Two heads: way better than one. Right? Your kindergarten teacher probably told you so, nudging you to respect your peers’ perspectives. Maybe you’ve even echoed those words to your own kids. But it turns out—depending on the heads in question—that two might actually be worse than one, thanks to what a research team recently dubbed “equality bias.”
Social scientists have long observed a discrepancy between how well people think they do at a given task and how well they actually do. Equality bias is these findings’ cousin: a discrepancy between the weight we should give and the weight we actually give the opinions of others.
In experiments conducted in Denmark, Iran, and China, teams of two were shown two pictures of six nearly identical circles—a single circle was slightly darker than the rest—and tasked with identifying which picture contained the variant. In 256 trials, each team member gave his answer separately; in cases where the answers diverged, one member was shown the other’s answer and then made a final decision. (All the participants were male.) The low performers took the high performers’ input less often than they should have. Conversely, but perhaps more worryingly, the high performers put too much weight on what the low performers had to say. This was the case even when the subjects were given a running tally of each other’s accuracy rates, and even when they were offered money for correct answers.
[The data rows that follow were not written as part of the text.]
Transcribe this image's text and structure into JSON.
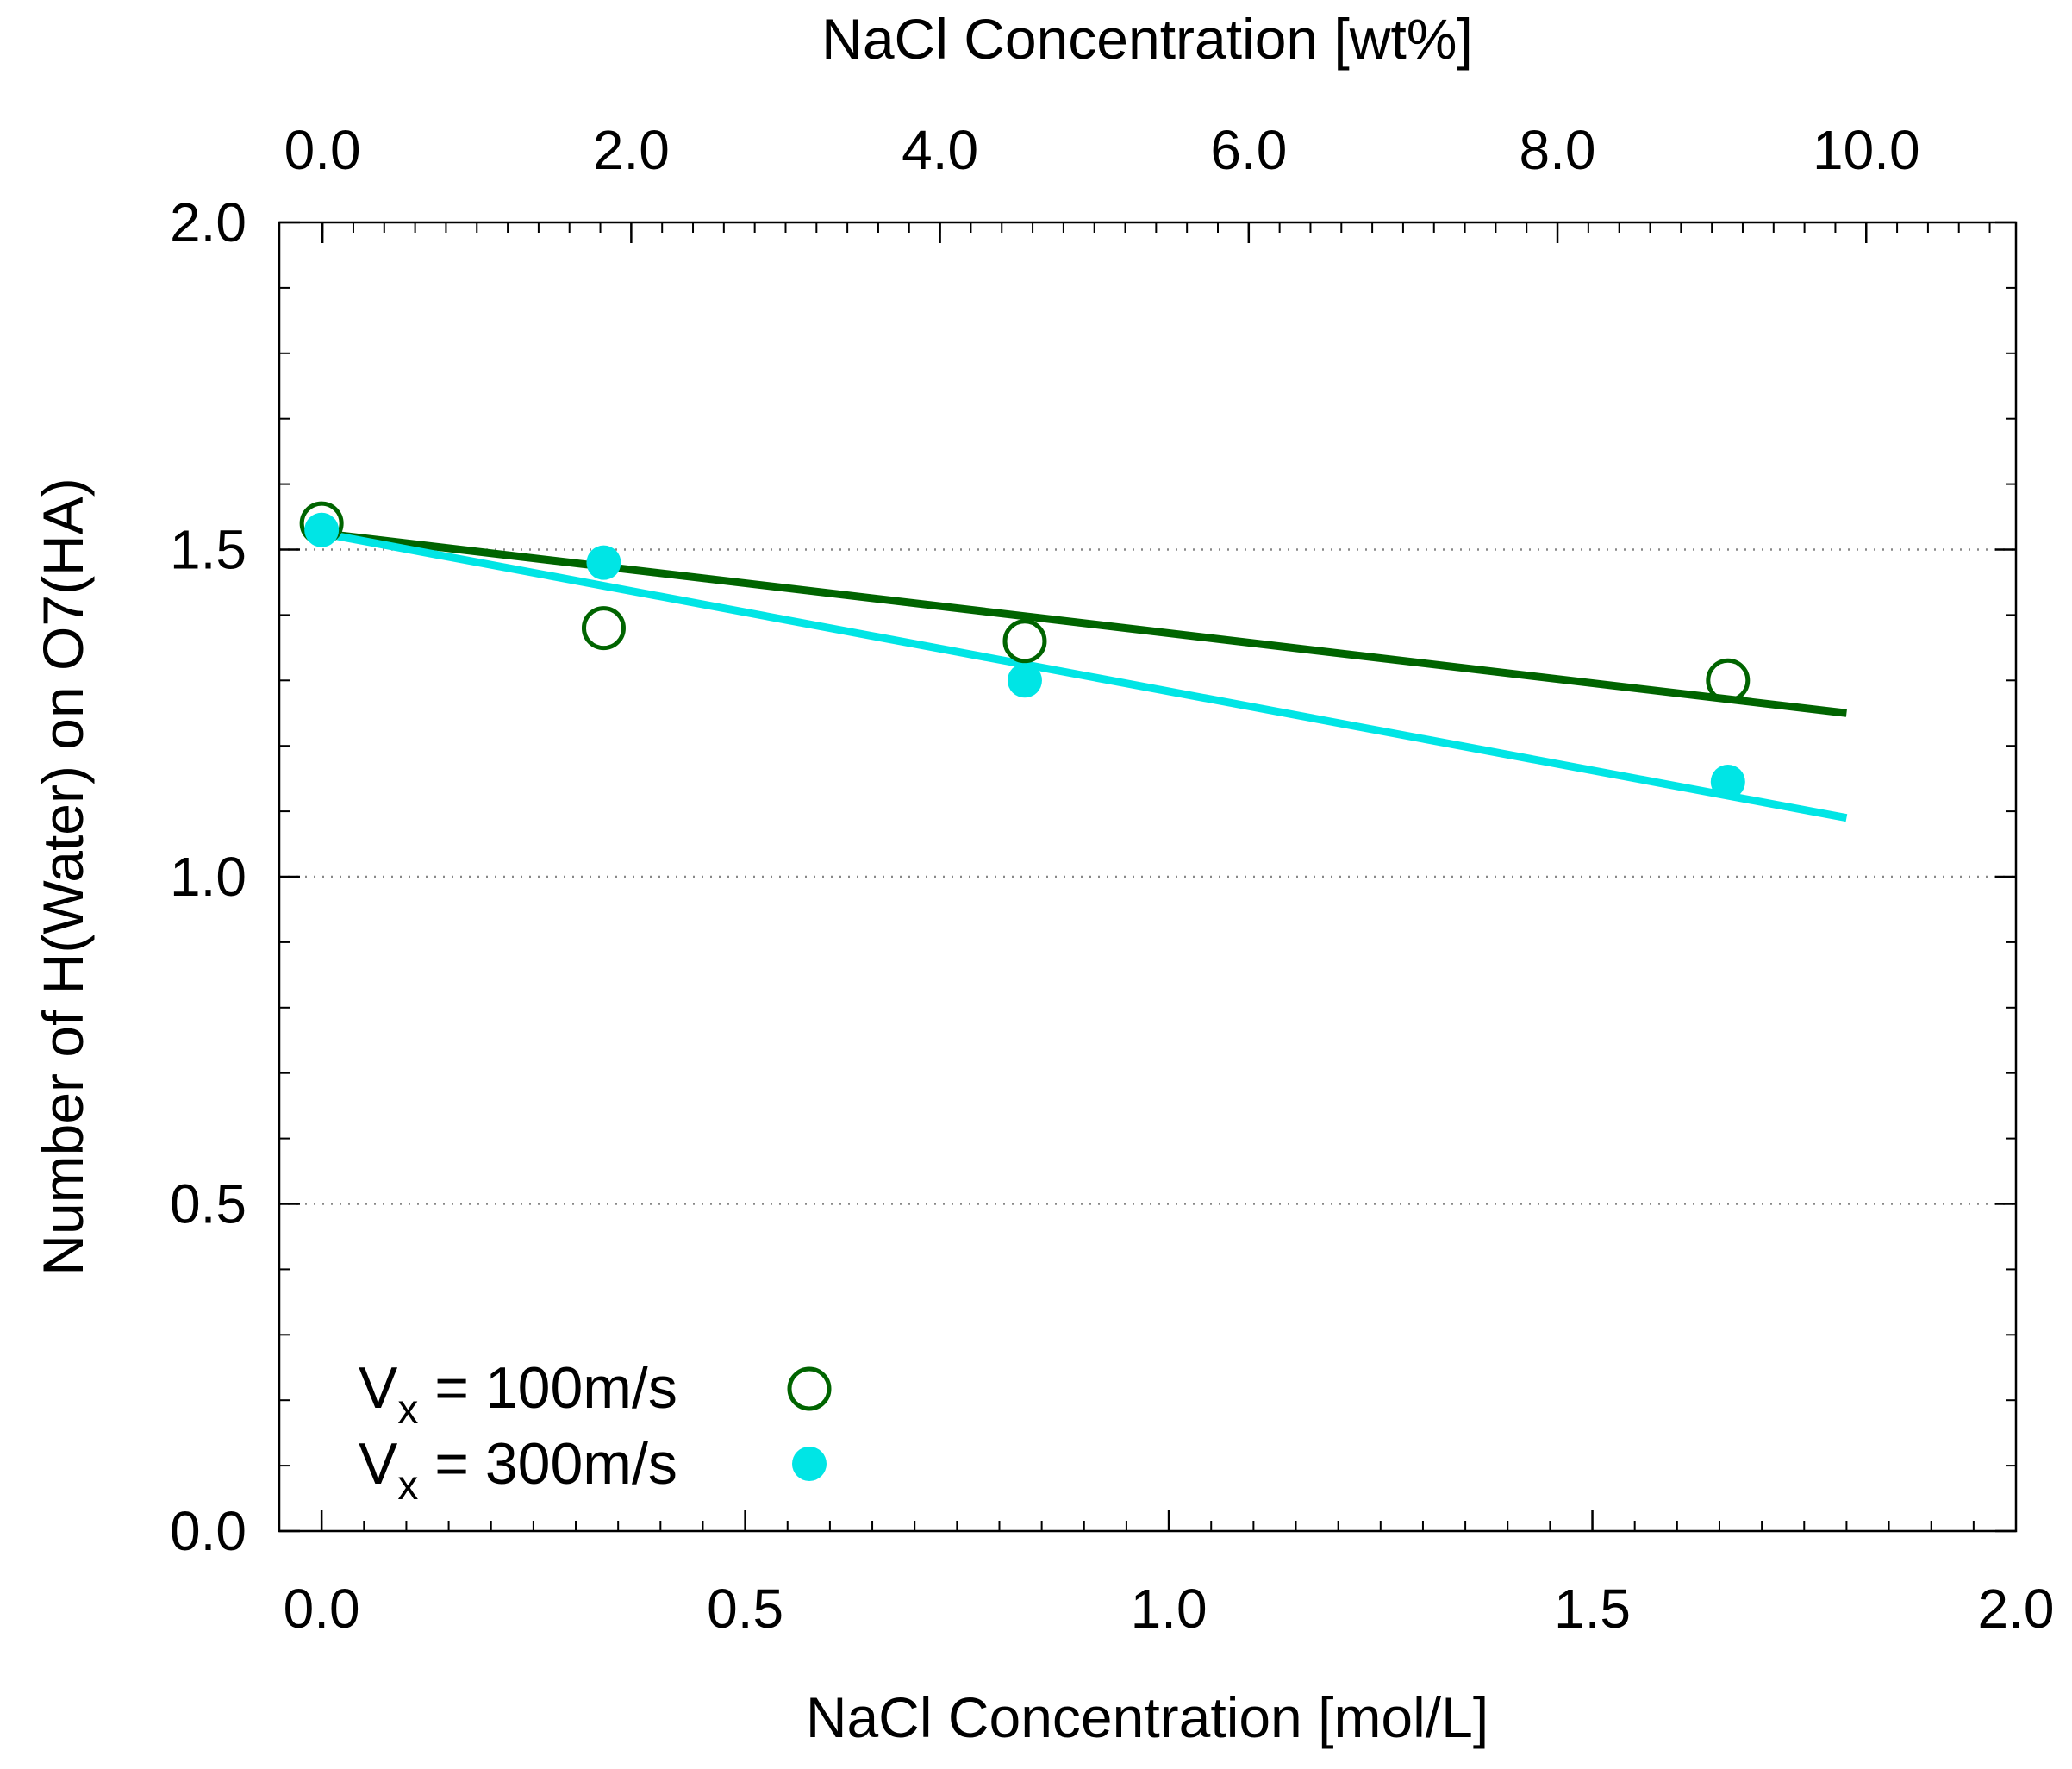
{
  "chart_data": {
    "type": "scatter",
    "title": "",
    "xlabel": "NaCl Concentration  [mol/L]",
    "x2label": "NaCl Concentration  [wt%]",
    "ylabel": "Number of H(Water) on O7(HA)",
    "xlim": [
      -0.05,
      2.0
    ],
    "ylim": [
      0.0,
      2.0
    ],
    "x2lim": [
      -0.28,
      10.97
    ],
    "x_ticks": [
      0.0,
      0.5,
      1.0,
      1.5,
      2.0
    ],
    "x_tick_labels": [
      "0.0",
      "0.5",
      "1.0",
      "1.5",
      "2.0"
    ],
    "x2_ticks": [
      0.0,
      2.0,
      4.0,
      6.0,
      8.0,
      10.0
    ],
    "x2_tick_labels": [
      "0.0",
      "2.0",
      "4.0",
      "6.0",
      "8.0",
      "10.0"
    ],
    "y_ticks": [
      0.0,
      0.5,
      1.0,
      1.5,
      2.0
    ],
    "y_tick_labels": [
      "0.0",
      "0.5",
      "1.0",
      "1.5",
      "2.0"
    ],
    "grid": "horizontal dotted",
    "legend_position": "bottom-left",
    "series": [
      {
        "name": "V",
        "subscript": "x",
        "suffix": " = 100m/s",
        "color": "#006400",
        "marker": "open-circle",
        "x": [
          0.0,
          0.333,
          0.83,
          1.66
        ],
        "y": [
          1.54,
          1.38,
          1.36,
          1.3
        ],
        "fit": {
          "x": [
            0.0,
            1.8
          ],
          "y": [
            1.525,
            1.25
          ]
        }
      },
      {
        "name": "V",
        "subscript": "x",
        "suffix": " = 300m/s",
        "color": "#00e5e5",
        "marker": "filled-circle",
        "x": [
          0.0,
          0.333,
          0.83,
          1.66
        ],
        "y": [
          1.53,
          1.48,
          1.3,
          1.145
        ],
        "fit": {
          "x": [
            0.0,
            1.8
          ],
          "y": [
            1.525,
            1.09
          ]
        }
      }
    ]
  }
}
Depending on your outlook, this finding qualifies as something between “interesting potential fluke of group psychology” and “another terrifying explanation of why humanity will never make real progress.” But there is light amid the dark: Additional research has shown that simple exposure to the idea that intelligence is improvable can make our self-assessments more accurate. The possibility of self-improvement makes us take accurate feedback more seriously. Maybe, in order to sort out each other’s opinions, we should renew—somehow—our sense that doing so might possibly matter.